Advertisement

Griffith’s ‘Birth of a Nation’ Reborn on Lumivision Disc

Share

Everything you’ve heard about D.W. Griffith’s “The Birth of a Nation” is true. A product of a racist era, it is painfully racist in the worst way: The director never seemed to realize just how condescending he was to African-Americans. Yet it is also a product of cinematic genius, a tour-de-force of the motion picture art, a revolutionary product of its time.

Lumivision has produced a special laser-disc edition of the 1915 epic silent film, with the young Lillian Gish, as revised by Griffith years later. It is superior to any other video version yet released (including Republic’s laser disc version from the Killiam Collection; the George Eastman House archive print used by Lumivision is at least a generation better).

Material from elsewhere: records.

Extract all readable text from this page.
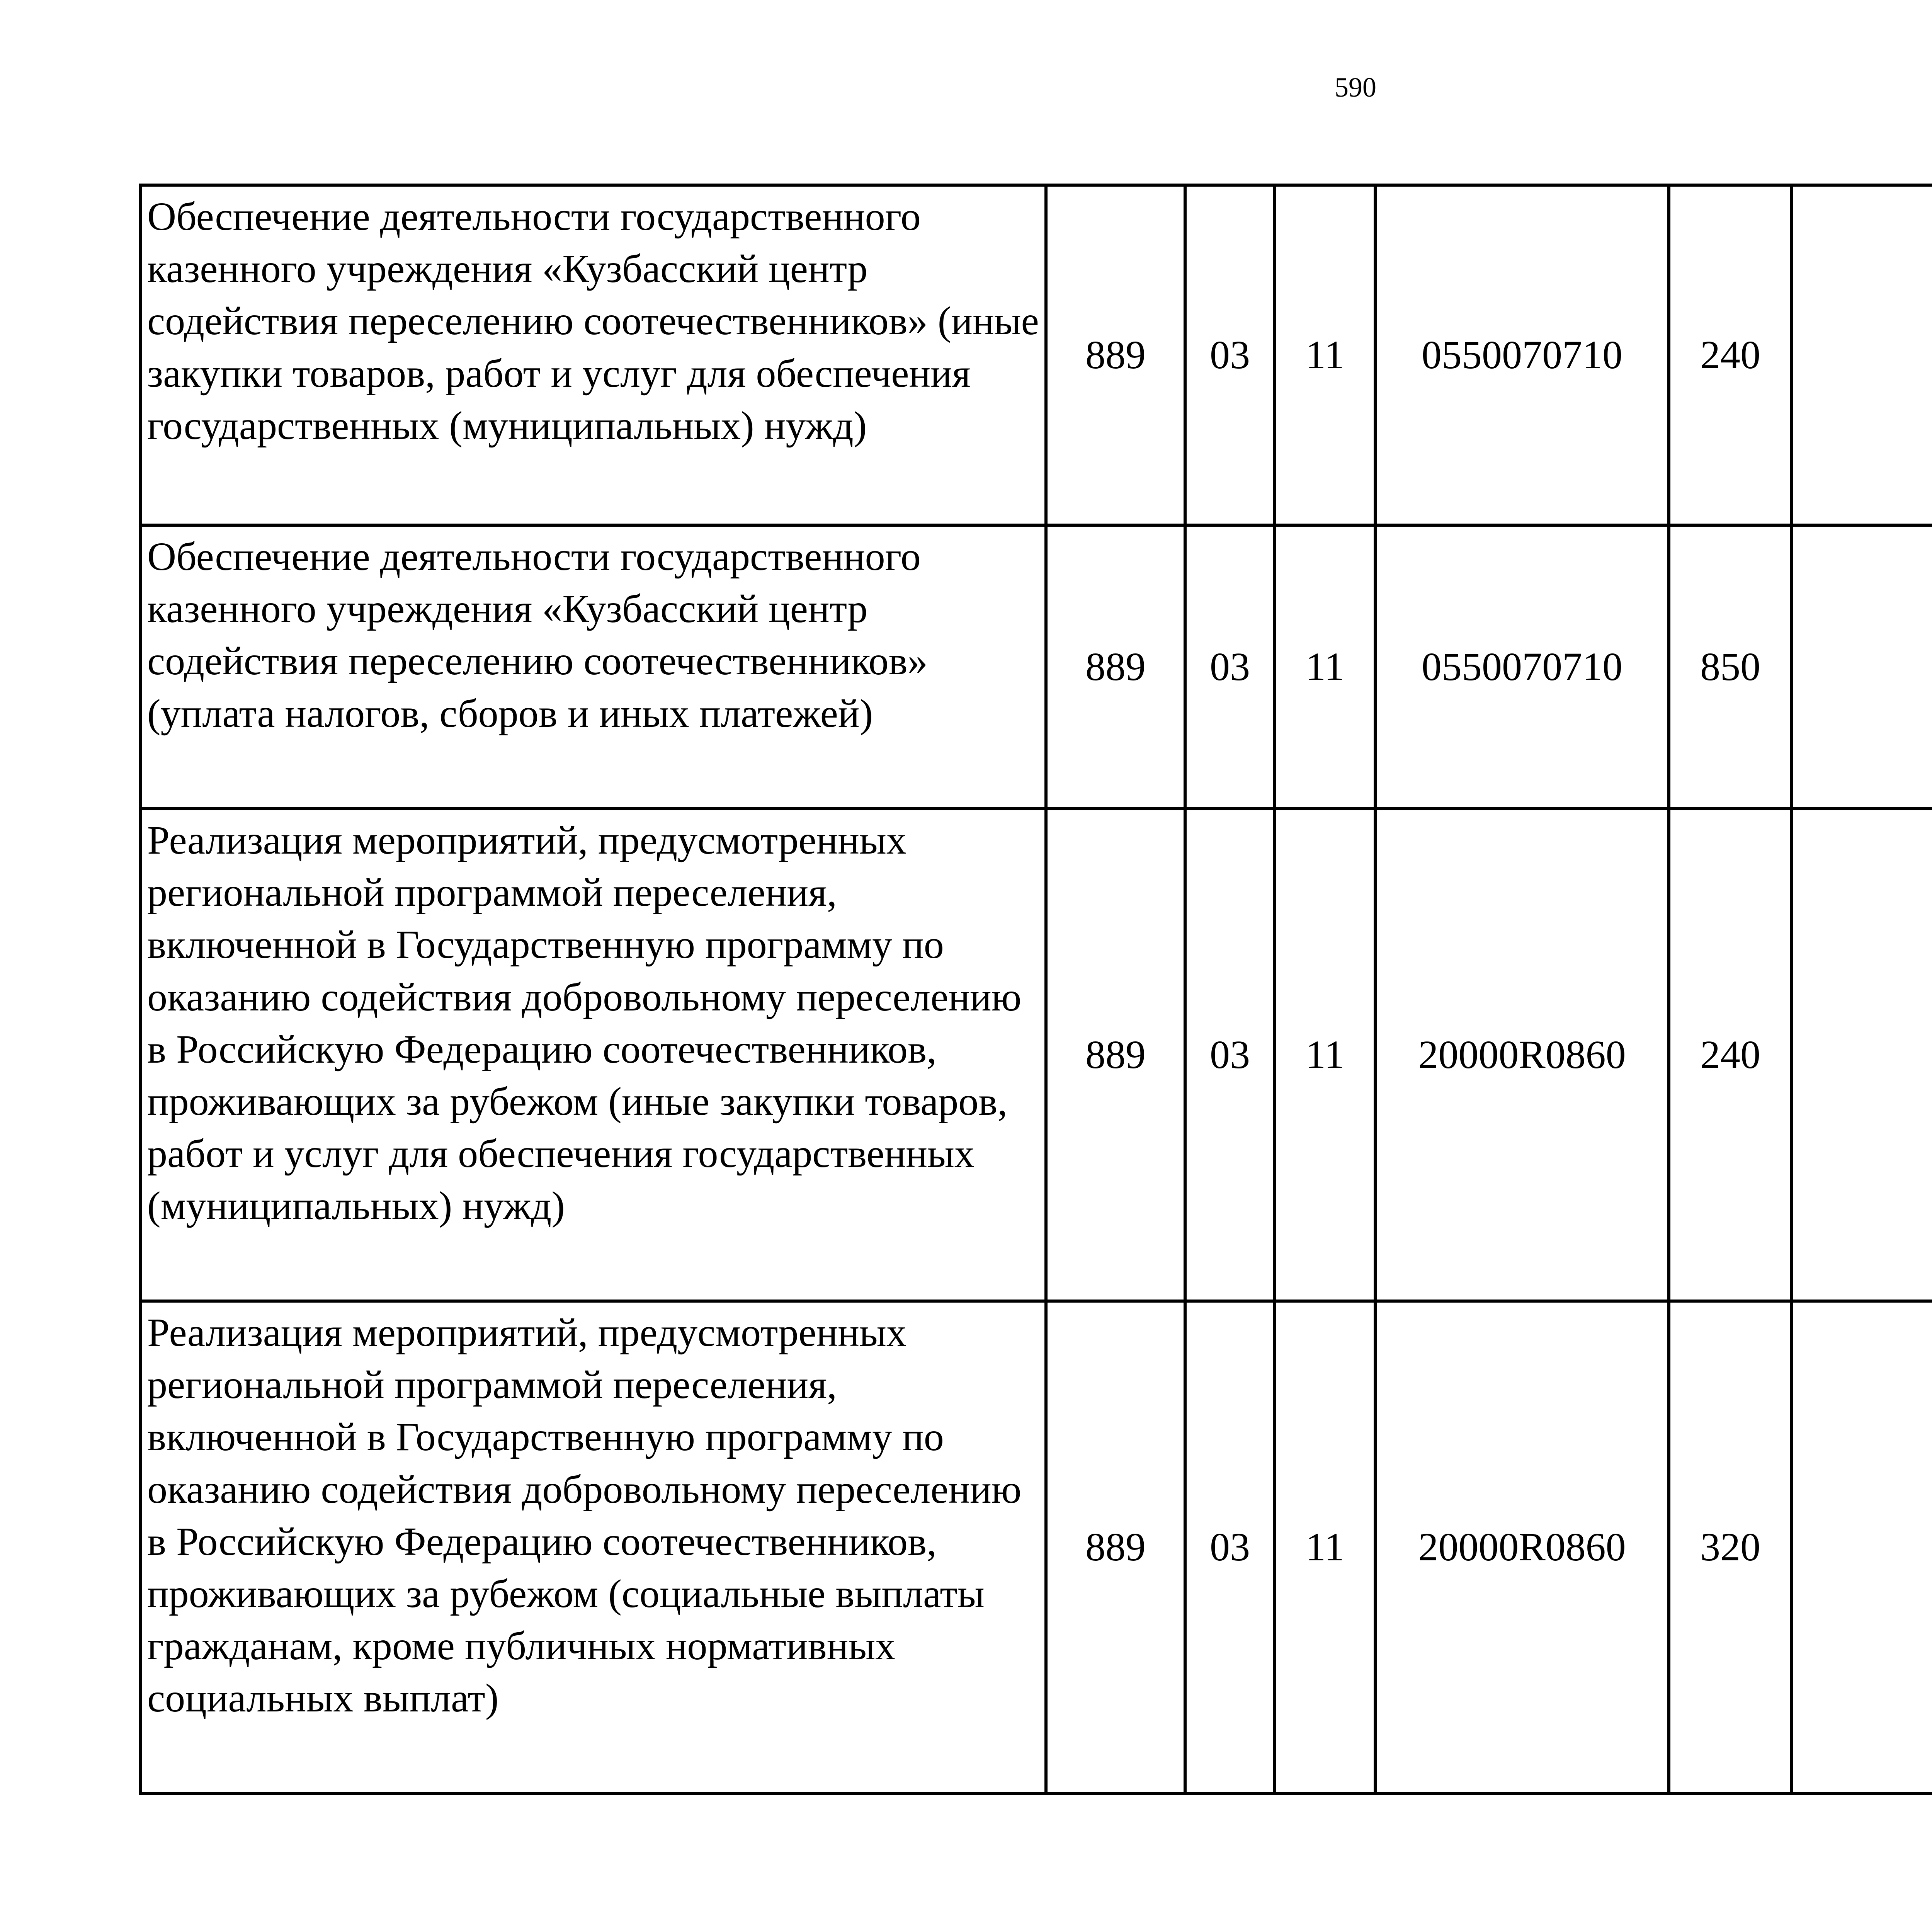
590
Обеспечение деятельности государственного казенного учреждения «Кузбасский центр содействия переселению соотечественников» (иные закупки товаров, работ и услуг для обеспечения государственных (муниципальных) нужд)	889	03	11	0550070710	240			
Обеспечение деятельности государственного казенного учреждения «Кузбасский центр содействия переселению соотечественников» (уплата налогов, сборов и иных платежей)	889	03	11	0550070710	850			
Реализация мероприятий, предусмотренных региональной программой переселения, включенной в Государственную программу по оказанию содействия добровольному переселению в Российскую Федерацию соотечественников, проживающих за рубежом (иные закупки товаров, работ и услуг для обеспечения государственных (муниципальных) нужд)	889	03	11	20000R0860	240			
Реализация мероприятий, предусмотренных региональной программой переселения, включенной в Государственную программу по оказанию содействия добровольному переселению в Российскую Федерацию соотечественников, проживающих за рубежом (социальные выплаты гражданам, кроме публичных нормативных социальных выплат)	889	03	11	20000R0860	320			
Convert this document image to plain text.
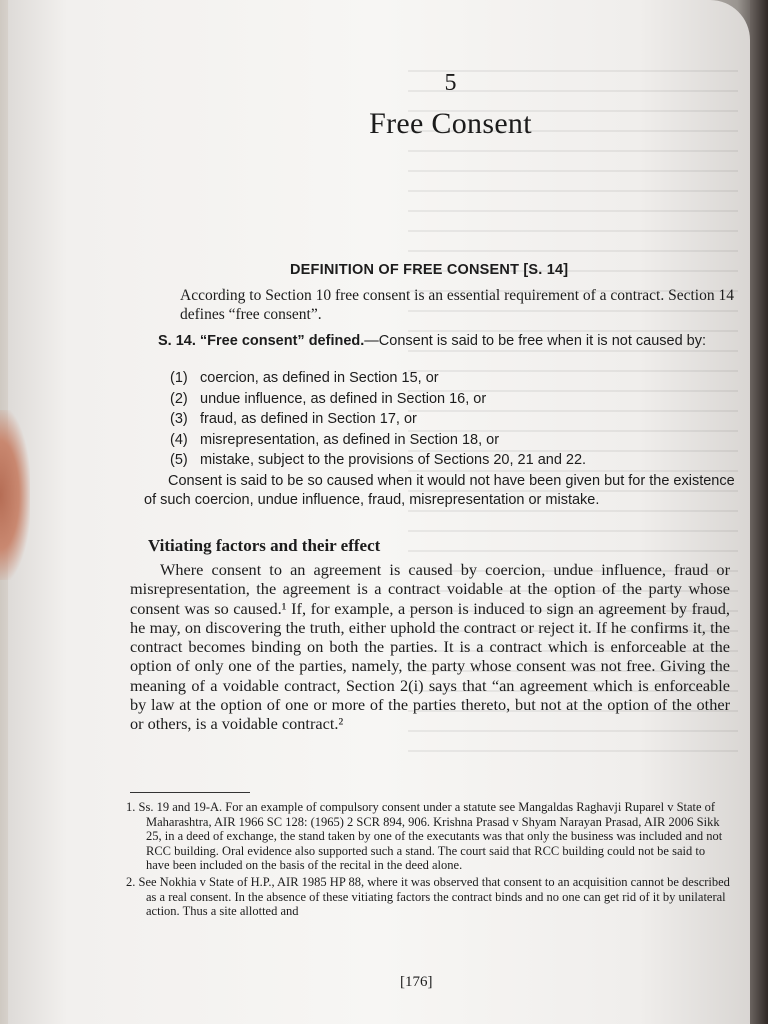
5
Free Consent
DEFINITION OF FREE CONSENT [S. 14]
According to Section 10 free consent is an essential requirement of a contract. Section 14 defines “free consent”.
S. 14. “Free consent” defined.—Consent is said to be free when it is not caused by:
(1) coercion, as defined in Section 15, or
(2) undue influence, as defined in Section 16, or
(3) fraud, as defined in Section 17, or
(4) misrepresentation, as defined in Section 18, or
(5) mistake, subject to the provisions of Sections 20, 21 and 22.
Consent is said to be so caused when it would not have been given but for the existence of such coercion, undue influence, fraud, misrepresentation or mistake.
Vitiating factors and their effect
Where consent to an agreement is caused by coercion, undue influence, fraud or misrepresentation, the agreement is a contract voidable at the option of the party whose consent was so caused.¹ If, for example, a person is induced to sign an agreement by fraud, he may, on discovering the truth, either uphold the contract or reject it. If he confirms it, the contract becomes binding on both the parties. It is a contract which is enforceable at the option of only one of the parties, namely, the party whose consent was not free. Giving the meaning of a voidable contract, Section 2(i) says that “an agreement which is enforceable by law at the option of one or more of the parties thereto, but not at the option of the other or others, is a voidable contract.²
1. Ss. 19 and 19-A. For an example of compulsory consent under a statute see Mangaldas Raghavji Ruparel v State of Maharashtra, AIR 1966 SC 128: (1965) 2 SCR 894, 906. Krishna Prasad v Shyam Narayan Prasad, AIR 2006 Sikk 25, in a deed of exchange, the stand taken by one of the executants was that only the business was included and not RCC building. Oral evidence also supported such a stand. The court said that RCC building could not be said to have been included on the basis of the recital in the deed alone.
2. See Nokhia v State of H.P., AIR 1985 HP 88, where it was observed that consent to an acquisition cannot be described as a real consent. In the absence of these vitiating factors the contract binds and no one can get rid of it by unilateral action. Thus a site allotted and
[176]
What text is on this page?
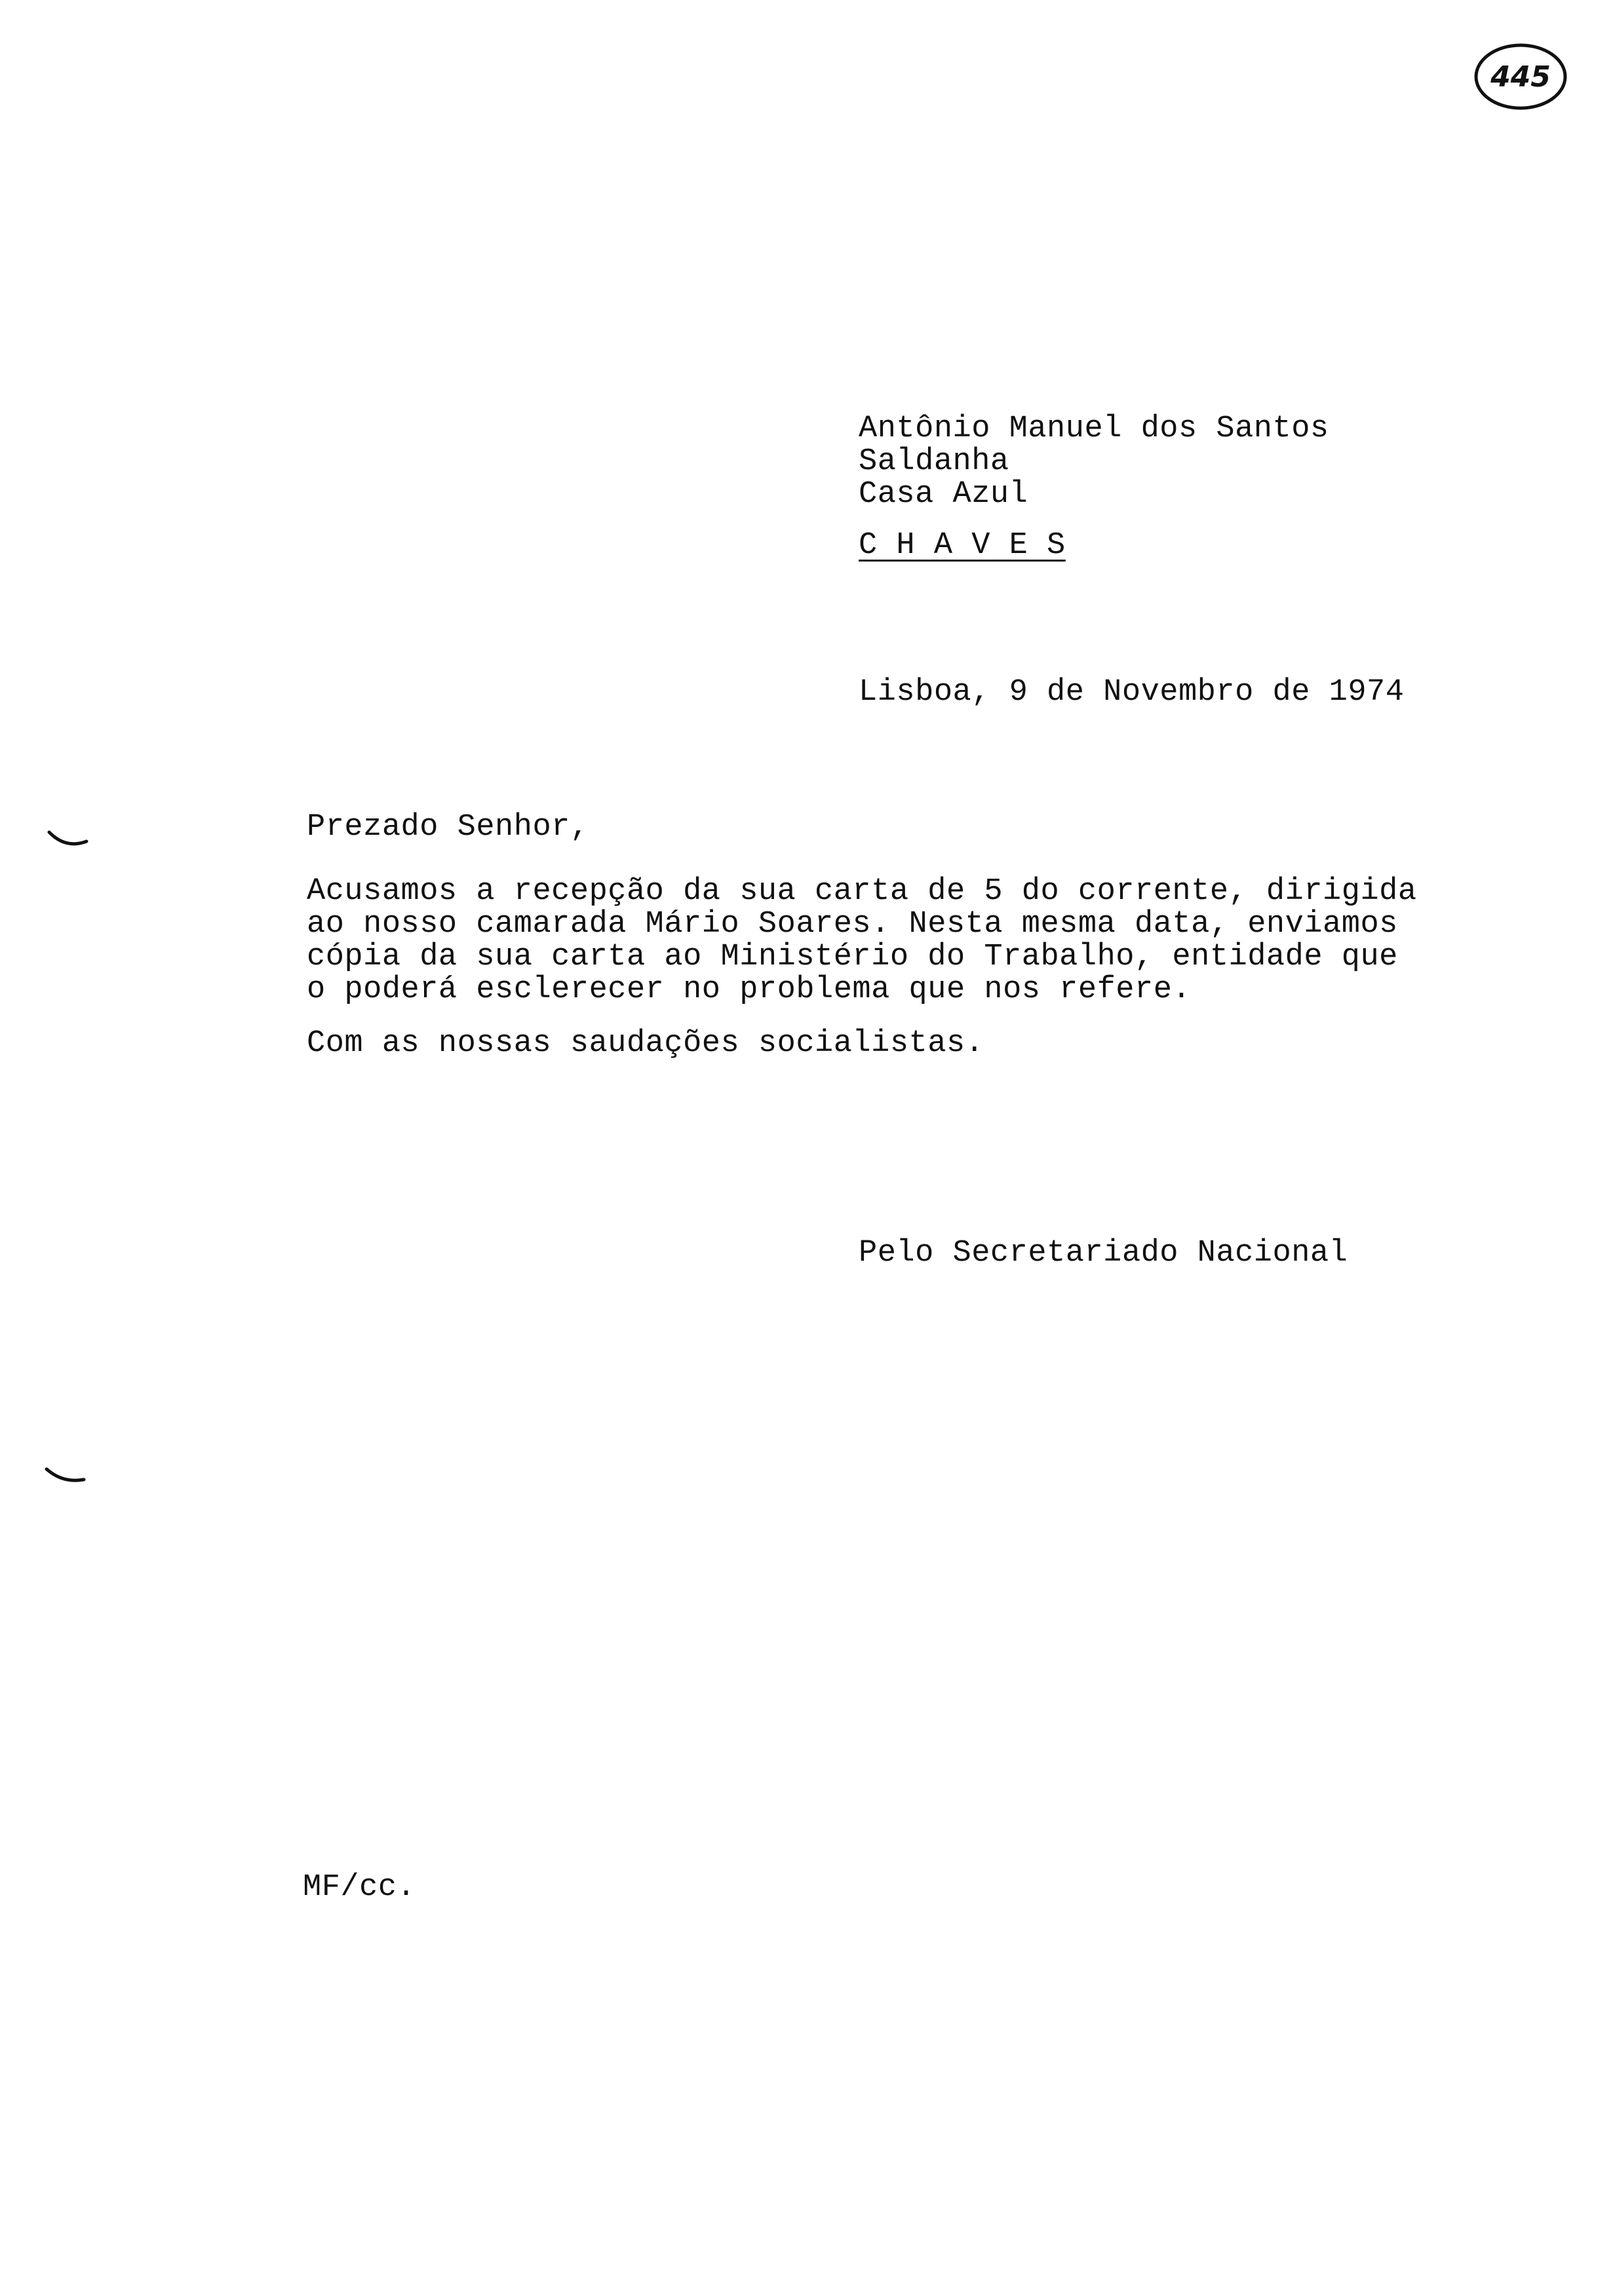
445
Antônio Manuel dos Santos
Saldanha
Casa Azul
C H A V E S
Lisboa, 9 de Novembro de 1974
Prezado Senhor,
Acusamos a recepção da sua carta de 5 do corrente, dirigida
ao nosso camarada Mário Soares. Nesta mesma data, enviamos
cópia da sua carta ao Ministério do Trabalho, entidade que
o poderá esclerecer no problema que nos refere.
Com as nossas saudações socialistas.
Pelo Secretariado Nacional
MF/cc.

It runs 200 minutes and was digitally transferred from a 35mm print at the George Eastman House at a rate of 16 frames per second.

Advertisement

In addition, the disc includes excerpts from the 1918 “The Birth of a Race,” a syrupy film created as a response to Griffith’s propaganda. Unfortunately, it pales next to Griffith’s genius and is, in its own way, just as wrong-headed as “The Birth of a Nation.”

The original Joseph Carl Breil score has been re-created from the original 1915 and 1921 public-domain orchestral parts, piano scores and cue sheets.

The score is a melange of bits and pieces from folk songs, battle songs and hymns popular during the Civil War period combined with music by Grieg--”In the Hall of the Mountain King” from “Peer Gynt” becomes grotesque in its unintentional racism--Wagner (“The Ride of the Valkyries”), Schubert, Schumann, Beethoven, Suppe, Bellini, Weber, Rossini, Mozart, Foster, and, of course, Tchaikovsky. Breil added some music of his own as well. Additional music for the disc was composed by R.J. Miller. The sharply produced computer-generated digital soundtrack sometimes sounds artificial, however.

While it may be laudable for Lumivision to have transfered the film at 16 frames per second, to call this the “correct frame rate” when some scenes were obviously shot at 12 frames per second and appear speeded up is not quite “correct” either.

Worse yet are the overwritten album notes trying to put Griffith and his film in proper historical context. The authors are so consumed with condemning Griffith’s racist interpretation of the Reconstruction era that they ignore his technical achievements.

Nonetheless, this special laser-disc edition ($49.95) gives us a chance to watch Griffith’s creation in all of its glory and infamy. As with Leni Riefenstahl’s “Triumph of the Will,” the pseudo-documentary on Hitler’s 1934 Nuremberg rallies, we can marvel at the film’s technical virtuosity as we condemn its infantile, distorted account of history.